Because the single quotation mark (') encloses character constants, use the escape sequence \' to represent enclosed single quotation marks. The double quotation mark (") can be represented without an escape sequence. The backslash character (\) is a line-continuation character when placed at the end of a line. If you want a backslash character to appear within a character constant, you must type two backslashes in a row (\\). (SeePhases of Translation in the Preprocessor Reference for more information about line continuation.)
scanf Width Specification
width is a positive decimal integer controlling the maximum number of characters to be read from stdin. No more than width characters are converted and stored at the corresponding argument. Fewer than width characters may be read if a white-space character (space, tab, or newline) or a character that cannot be converted according to the given format occurs before width is reached.
The optional prefixes h, l, I64, and L indicate the “size” of the argument (long or short, single-byte character or wide character, depending upon the type character that they modify). These format-specification characters are used with type characters in scanf or wscanf functions to specify interpretation of arguments as shown in the Table R.7. The type prefixes h, l, I64, and L are Microsoft extensions and are not ANSI-compatible. The type characters and their meanings are described in Table R.8.
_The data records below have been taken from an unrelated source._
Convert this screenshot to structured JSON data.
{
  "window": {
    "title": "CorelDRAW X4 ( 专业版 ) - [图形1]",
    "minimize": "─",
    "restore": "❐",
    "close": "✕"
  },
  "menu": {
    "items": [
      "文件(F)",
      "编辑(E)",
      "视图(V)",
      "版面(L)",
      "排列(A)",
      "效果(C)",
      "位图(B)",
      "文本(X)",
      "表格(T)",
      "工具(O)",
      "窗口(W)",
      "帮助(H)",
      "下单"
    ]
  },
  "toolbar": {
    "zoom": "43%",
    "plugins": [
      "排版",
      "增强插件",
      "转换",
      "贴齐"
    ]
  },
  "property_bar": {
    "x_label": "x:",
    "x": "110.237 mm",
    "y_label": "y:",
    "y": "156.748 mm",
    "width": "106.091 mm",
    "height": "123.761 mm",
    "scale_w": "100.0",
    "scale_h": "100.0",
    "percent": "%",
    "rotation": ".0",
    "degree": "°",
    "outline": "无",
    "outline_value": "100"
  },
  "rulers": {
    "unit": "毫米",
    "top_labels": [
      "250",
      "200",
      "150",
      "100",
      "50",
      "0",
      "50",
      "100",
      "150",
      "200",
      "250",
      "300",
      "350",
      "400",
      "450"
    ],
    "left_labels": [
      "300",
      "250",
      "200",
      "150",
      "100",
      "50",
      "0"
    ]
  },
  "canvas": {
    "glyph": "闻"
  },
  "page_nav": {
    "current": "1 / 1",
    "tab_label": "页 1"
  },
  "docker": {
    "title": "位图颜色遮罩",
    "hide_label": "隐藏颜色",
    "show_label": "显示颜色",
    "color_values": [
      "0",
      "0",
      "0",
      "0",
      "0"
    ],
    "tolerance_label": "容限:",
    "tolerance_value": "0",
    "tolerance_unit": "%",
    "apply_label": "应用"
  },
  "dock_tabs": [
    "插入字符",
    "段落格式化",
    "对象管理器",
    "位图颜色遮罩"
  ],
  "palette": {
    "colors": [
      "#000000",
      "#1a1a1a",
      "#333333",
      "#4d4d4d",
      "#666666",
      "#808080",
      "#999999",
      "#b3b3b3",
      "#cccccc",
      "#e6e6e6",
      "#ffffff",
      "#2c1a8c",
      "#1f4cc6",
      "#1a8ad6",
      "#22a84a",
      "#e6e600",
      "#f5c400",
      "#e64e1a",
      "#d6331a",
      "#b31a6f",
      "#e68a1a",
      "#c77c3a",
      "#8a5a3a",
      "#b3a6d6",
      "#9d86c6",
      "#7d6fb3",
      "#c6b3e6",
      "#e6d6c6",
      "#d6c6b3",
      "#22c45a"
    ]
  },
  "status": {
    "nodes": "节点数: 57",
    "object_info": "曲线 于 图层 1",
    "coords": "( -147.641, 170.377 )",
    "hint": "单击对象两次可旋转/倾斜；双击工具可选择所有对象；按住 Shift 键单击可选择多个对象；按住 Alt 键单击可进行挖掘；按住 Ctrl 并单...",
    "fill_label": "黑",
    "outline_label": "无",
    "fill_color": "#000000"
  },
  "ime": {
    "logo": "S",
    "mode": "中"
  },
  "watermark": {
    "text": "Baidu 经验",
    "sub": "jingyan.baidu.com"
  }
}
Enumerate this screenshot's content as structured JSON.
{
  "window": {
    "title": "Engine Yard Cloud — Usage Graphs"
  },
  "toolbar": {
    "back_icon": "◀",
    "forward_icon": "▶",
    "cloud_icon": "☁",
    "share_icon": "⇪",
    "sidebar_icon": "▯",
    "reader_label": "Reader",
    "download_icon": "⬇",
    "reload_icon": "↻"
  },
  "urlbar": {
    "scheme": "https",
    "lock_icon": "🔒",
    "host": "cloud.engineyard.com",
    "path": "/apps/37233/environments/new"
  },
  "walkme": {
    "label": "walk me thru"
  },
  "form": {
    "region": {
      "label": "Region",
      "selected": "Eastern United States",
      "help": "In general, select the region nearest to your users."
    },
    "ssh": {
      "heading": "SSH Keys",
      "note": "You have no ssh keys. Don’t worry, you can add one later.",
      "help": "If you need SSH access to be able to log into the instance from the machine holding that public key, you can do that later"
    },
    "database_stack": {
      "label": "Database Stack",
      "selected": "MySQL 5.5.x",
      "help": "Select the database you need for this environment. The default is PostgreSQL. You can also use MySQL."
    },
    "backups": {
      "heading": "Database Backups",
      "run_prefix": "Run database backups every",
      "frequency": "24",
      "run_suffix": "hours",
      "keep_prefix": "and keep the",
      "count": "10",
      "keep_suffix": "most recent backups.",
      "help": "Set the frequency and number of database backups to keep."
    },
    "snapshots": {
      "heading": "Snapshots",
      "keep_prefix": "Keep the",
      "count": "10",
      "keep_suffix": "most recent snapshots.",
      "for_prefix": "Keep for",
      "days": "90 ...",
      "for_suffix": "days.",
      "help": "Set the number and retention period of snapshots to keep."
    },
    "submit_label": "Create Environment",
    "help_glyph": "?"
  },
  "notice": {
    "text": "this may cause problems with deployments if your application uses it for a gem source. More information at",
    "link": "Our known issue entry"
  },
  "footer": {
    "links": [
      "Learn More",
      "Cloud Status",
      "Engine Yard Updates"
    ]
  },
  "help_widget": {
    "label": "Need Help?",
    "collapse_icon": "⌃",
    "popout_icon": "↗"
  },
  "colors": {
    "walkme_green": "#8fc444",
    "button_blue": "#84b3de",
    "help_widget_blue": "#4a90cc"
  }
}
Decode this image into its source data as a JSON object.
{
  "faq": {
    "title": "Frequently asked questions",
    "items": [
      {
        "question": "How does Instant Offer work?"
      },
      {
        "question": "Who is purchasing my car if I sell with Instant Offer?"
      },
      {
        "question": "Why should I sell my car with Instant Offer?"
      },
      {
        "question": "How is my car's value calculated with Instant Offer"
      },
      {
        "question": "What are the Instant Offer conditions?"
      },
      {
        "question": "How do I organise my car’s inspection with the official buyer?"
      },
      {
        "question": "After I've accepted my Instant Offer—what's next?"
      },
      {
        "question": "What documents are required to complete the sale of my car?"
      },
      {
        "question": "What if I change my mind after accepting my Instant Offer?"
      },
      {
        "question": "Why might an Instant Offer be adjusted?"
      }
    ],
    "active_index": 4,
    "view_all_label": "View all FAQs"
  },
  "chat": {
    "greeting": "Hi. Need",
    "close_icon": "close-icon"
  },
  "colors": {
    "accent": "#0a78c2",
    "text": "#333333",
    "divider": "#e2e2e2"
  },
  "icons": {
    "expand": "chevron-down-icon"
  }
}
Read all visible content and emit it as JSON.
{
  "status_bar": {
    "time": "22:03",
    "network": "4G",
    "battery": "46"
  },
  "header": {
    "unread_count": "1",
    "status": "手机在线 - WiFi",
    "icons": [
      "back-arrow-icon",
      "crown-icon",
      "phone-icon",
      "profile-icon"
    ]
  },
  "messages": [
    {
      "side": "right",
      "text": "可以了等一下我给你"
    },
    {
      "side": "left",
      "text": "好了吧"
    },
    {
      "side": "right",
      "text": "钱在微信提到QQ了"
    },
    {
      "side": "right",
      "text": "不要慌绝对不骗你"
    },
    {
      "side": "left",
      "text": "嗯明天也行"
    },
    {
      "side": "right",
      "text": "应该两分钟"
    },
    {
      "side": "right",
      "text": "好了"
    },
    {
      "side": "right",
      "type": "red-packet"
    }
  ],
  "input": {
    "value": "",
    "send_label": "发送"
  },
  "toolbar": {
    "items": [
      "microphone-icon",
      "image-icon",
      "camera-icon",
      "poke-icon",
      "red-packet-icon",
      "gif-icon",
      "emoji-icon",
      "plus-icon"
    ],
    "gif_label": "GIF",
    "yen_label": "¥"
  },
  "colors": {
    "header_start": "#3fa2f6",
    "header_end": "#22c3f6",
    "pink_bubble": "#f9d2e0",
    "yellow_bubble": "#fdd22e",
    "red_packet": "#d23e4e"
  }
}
Table R.7 Size Prefixes for scanf and wscanf Format-Type Specifiers
To Specify Use Prefix With Type Specifier
double l e, E, f, g, or G
long int l d, i, o, x, or X
long unsigned int l u
short int h d, i, o, x, or X
short unsigned int h u
__int64 I64 d, i, o, u, x, or X
Single-byte character with scanf h c or C
Single-byte character with wscanf h c or C
Wide character with scanf l c or C
Wide character with wscanf l c, or C
Single-byte – character string with scanf h s or S
Single-byte – character string with wscanf h s or S
Wide-character string with scanf l s or S
Wide-character string with wscanf l s or S
Following are examples of the use of h and l with scanffunctions and wscanf functions:
scanf( "%ls", &x ); // Read a wide-character string
wscanf( "%lC", &x ); // Read a single-byte character
To read strings not delimited by space characters, a set of characters in brackets ([ ]) can be substituted for the s (string) type character. The corresponding input field is read up to the first character that does not appear in the bracketed character set. If the first character in the set is a caret (^), the effect is reversed: The input field is read up to the first character that does appear in the rest of the character set.
Note that %[a-z] and %[z-a] are interpreted as equivalent to %[abcde...z]. This is a common scanf function extension, but note that the ANSI standard does not require it.
To store a string without storing a terminating null character ('\0'), use the specification %nc where n is a decimal integer. In this case, the c type character indicates that the argument is a pointer to a character array. The next n characters are read from the input stream into the specified location, and no null character ('\0') is appended. If n is not specified, its default value is 1.
The scanf function scans each input field, character by character. It may stop reading a particular input field before it reaches a space character for a variety of reasons:
The specified width has been reached.
The next character cannot be converted as specified.
The next character conflicts with a character in the control string that it is supposed to match.
The next character fails to appear in a given character set.
For whatever reason, when the scanf function stops reading an input field, the next input field is considered to begin at the first unread character. The conflicting character, if there is one, is considered unread and is the first character of the next input field or the first character in subsequent read operations on stdin.